I am participating in the Civil War Readalong hosted by War Through the Generations. My plan is to read several young adult novels on the war and comment on their quality and accuracy. The first book is The Sword of Antietam by Joseph Altsheler. It was published in 1914. Altsheler was a prolific writer of youth fiction. He did series of books on the French and Indian War, Great West, Young Trailers, Civil War, World War, and Texas. The Sword of Antietam is part of the Civil War series. There happens to be a copy in our school library so there you have it.

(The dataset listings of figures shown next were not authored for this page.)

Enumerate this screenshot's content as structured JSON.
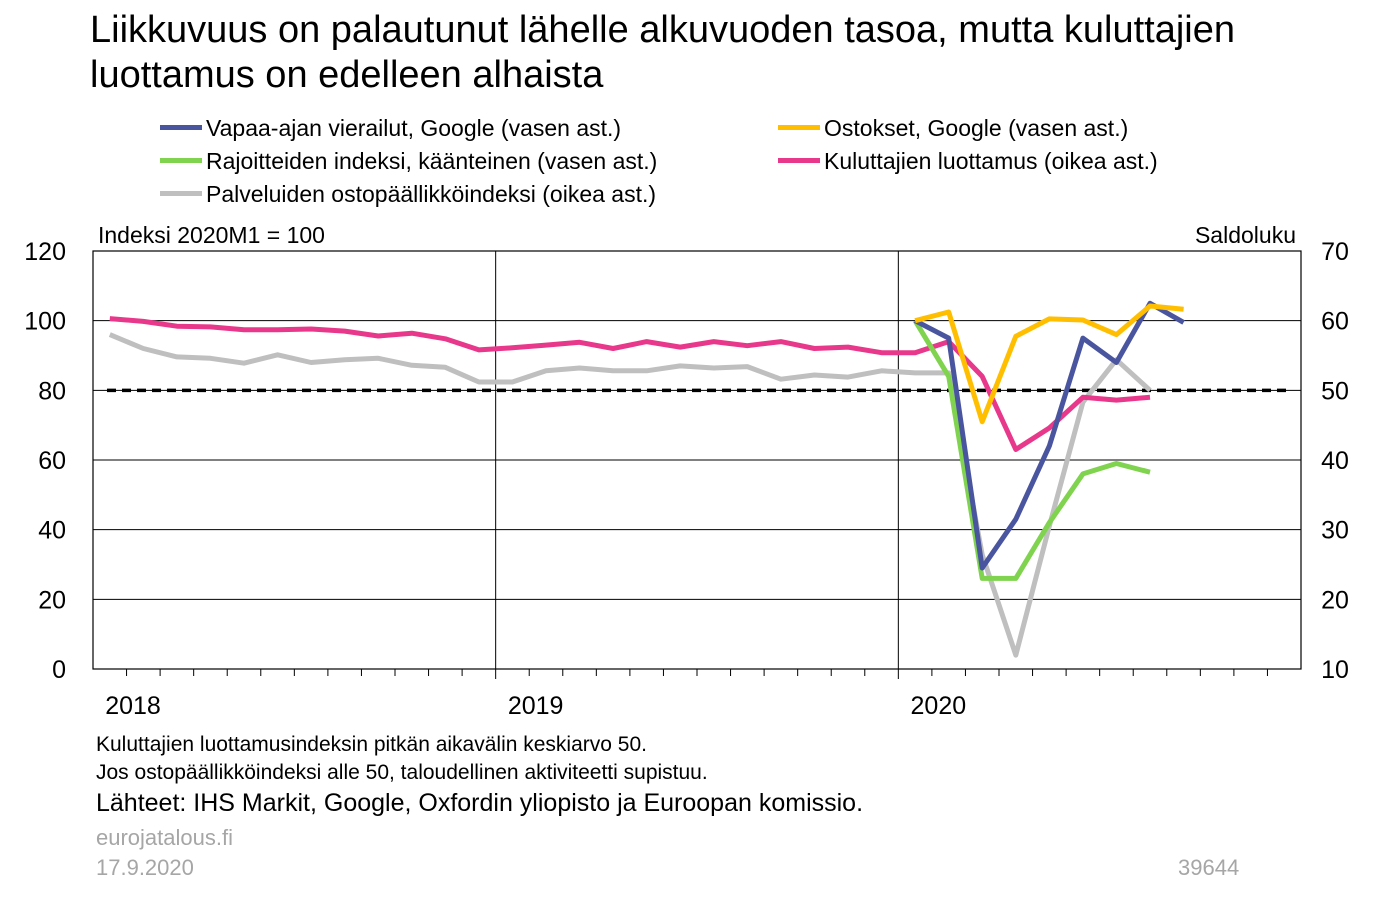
{
  "title": "Liikkuvuus on palautunut lähelle alkuvuoden tasoa, mutta kuluttajien luottamus on edelleen alhaista",
  "legend": [
    {
      "label": "Vapaa-ajan vierailut, Google (vasen ast.)",
      "color": "#4a559f"
    },
    {
      "label": "Ostokset, Google (vasen ast.)",
      "color": "#ffbf00"
    },
    {
      "label": "Rajoitteiden indeksi, käänteinen (vasen ast.)",
      "color": "#7fd34e"
    },
    {
      "label": "Kuluttajien luottamus (oikea ast.)",
      "color": "#e8388b"
    },
    {
      "label": "Palveluiden ostopäällikköindeksi (oikea ast.)",
      "color": "#bfbfbf"
    }
  ],
  "footer": {
    "note1": "Kuluttajien luottamusindeksin pitkän aikavälin keskiarvo 50.",
    "note2": "Jos ostopäällikköindeksi alle 50, taloudellinen aktiviteetti supistuu.",
    "source": "Lähteet: IHS Markit, Google, Oxfordin yliopisto ja Euroopan komissio.",
    "site": "eurojatalous.fi",
    "date": "17.9.2020",
    "id": "39644"
  },
  "chart_data": {
    "type": "line",
    "left_axis_label": "Indeksi 2020M1 = 100",
    "right_axis_label": "Saldoluku",
    "left_ylim": [
      0,
      120
    ],
    "left_ticks": [
      "0",
      "20",
      "40",
      "60",
      "80",
      "100",
      "120"
    ],
    "right_ylim": [
      10,
      70
    ],
    "right_ticks": [
      "10",
      "20",
      "30",
      "40",
      "50",
      "60",
      "70"
    ],
    "x_range": [
      "2018-01",
      "2020-12"
    ],
    "x_tick_labels": [
      "2018",
      "2019",
      "2020"
    ],
    "grid": true,
    "reference_line": {
      "axis": "right",
      "value": 50,
      "style": "dashed"
    },
    "series": [
      {
        "name": "Palveluiden ostopäällikköindeksi (oikea ast.)",
        "axis": "right",
        "color": "#bfbfbf",
        "x": [
          "2018-01",
          "2018-02",
          "2018-03",
          "2018-04",
          "2018-05",
          "2018-06",
          "2018-07",
          "2018-08",
          "2018-09",
          "2018-10",
          "2018-11",
          "2018-12",
          "2019-01",
          "2019-02",
          "2019-03",
          "2019-04",
          "2019-05",
          "2019-06",
          "2019-07",
          "2019-08",
          "2019-09",
          "2019-10",
          "2019-11",
          "2019-12",
          "2020-01",
          "2020-02",
          "2020-03",
          "2020-04",
          "2020-05",
          "2020-06",
          "2020-07",
          "2020-08"
        ],
        "values": [
          58,
          56,
          54.8,
          54.6,
          53.9,
          55.1,
          54,
          54.4,
          54.6,
          53.6,
          53.3,
          51.2,
          51.2,
          52.8,
          53.2,
          52.8,
          52.8,
          53.5,
          53.2,
          53.4,
          51.6,
          52.2,
          51.9,
          52.8,
          52.5,
          52.5,
          26.4,
          12,
          30.5,
          48.3,
          54.4,
          50
        ]
      },
      {
        "name": "Kuluttajien luottamus (oikea ast.)",
        "axis": "right",
        "color": "#e8388b",
        "x": [
          "2018-01",
          "2018-02",
          "2018-03",
          "2018-04",
          "2018-05",
          "2018-06",
          "2018-07",
          "2018-08",
          "2018-09",
          "2018-10",
          "2018-11",
          "2018-12",
          "2019-01",
          "2019-02",
          "2019-03",
          "2019-04",
          "2019-05",
          "2019-06",
          "2019-07",
          "2019-08",
          "2019-09",
          "2019-10",
          "2019-11",
          "2019-12",
          "2020-01",
          "2020-02",
          "2020-03",
          "2020-04",
          "2020-05",
          "2020-06",
          "2020-07",
          "2020-08"
        ],
        "values": [
          60.3,
          59.9,
          59.2,
          59.1,
          58.7,
          58.7,
          58.8,
          58.5,
          57.8,
          58.2,
          57.4,
          55.8,
          56.1,
          56.5,
          56.9,
          56,
          57,
          56.2,
          57,
          56.4,
          57,
          56,
          56.2,
          55.4,
          55.4,
          57,
          52,
          41.5,
          44.6,
          49,
          48.6,
          49
        ]
      },
      {
        "name": "Rajoitteiden indeksi, käänteinen (vasen ast.)",
        "axis": "left",
        "color": "#7fd34e",
        "x": [
          "2020-01",
          "2020-02",
          "2020-03",
          "2020-04",
          "2020-05",
          "2020-06",
          "2020-07",
          "2020-08"
        ],
        "values": [
          100,
          84,
          26,
          26,
          42,
          56,
          59,
          56.5
        ]
      },
      {
        "name": "Vapaa-ajan vierailut, Google (vasen ast.)",
        "axis": "left",
        "color": "#4a559f",
        "x": [
          "2020-01",
          "2020-02",
          "2020-03",
          "2020-04",
          "2020-05",
          "2020-06",
          "2020-07",
          "2020-08",
          "2020-09"
        ],
        "values": [
          100,
          95,
          29,
          43,
          64,
          95,
          88,
          105,
          99.5
        ]
      },
      {
        "name": "Ostokset, Google (vasen ast.)",
        "axis": "left",
        "color": "#ffbf00",
        "x": [
          "2020-01",
          "2020-02",
          "2020-03",
          "2020-04",
          "2020-05",
          "2020-06",
          "2020-07",
          "2020-08",
          "2020-09"
        ],
        "values": [
          100,
          102.5,
          71,
          95.5,
          100.5,
          100.2,
          96,
          104.2,
          103.3
        ]
      }
    ]
  }
}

The book is what you would expect from a book for teenagers written in 1914. The prose is workmanlike and a bit repetitive. The soldiers talk floridly which was probably fairly authentic, but still cringe-inducing. The main character is Dick Mason, a Yankee soldier from Kentucky. He is an officer in Winchester's Regiment. Being an officer, he is not only in the thick of the fighting, but also privy to some of the strategic discussions of command. He is also too good to be true, as you might expect. So are his friends.
The book is pretty accurate and a teenager can learn a lot about the Civil War in 1862 from it. Altsheler obviously has done his research. He even includes the entire text of Lee's famous "Lost Order". The book covers Second Bull Run, Antietam, Perryville, and Murfreesboro. You do get a feel for the movements of the armies. The combat is not graphic, but you do get the impression that they were very bloody. You also get a clear picture of tactics.
The main drawback of the book is it gives you the feeling that the Civil War was an incredibly small world. There are thousands of men involved, yet there are some incredible coincidences and contacts. Dick finds a wounded friend's body at night in a corpse-covered field within minutes with the help of a Rebel who he had met earlier on picket duty! Dick meets his BFF who is now in the Rebel army a couple of times during the campaign. Guess who finds the "Lost Order"? Dick's mother shows up to help find his injured body at a later battle! Men are getting killed in seemingly suicidal frontal charges into the mouths of cannons and volly fire and yet none of the main characters gets killed. Realism is not a strength of this book.
This book is definitely not for adults who love literature. A teenager could learn from it, but it is fairly long at 340 pages. I would be surprised if anyone had opened it up in twenty years at our school. The prose is as dusty as the book was.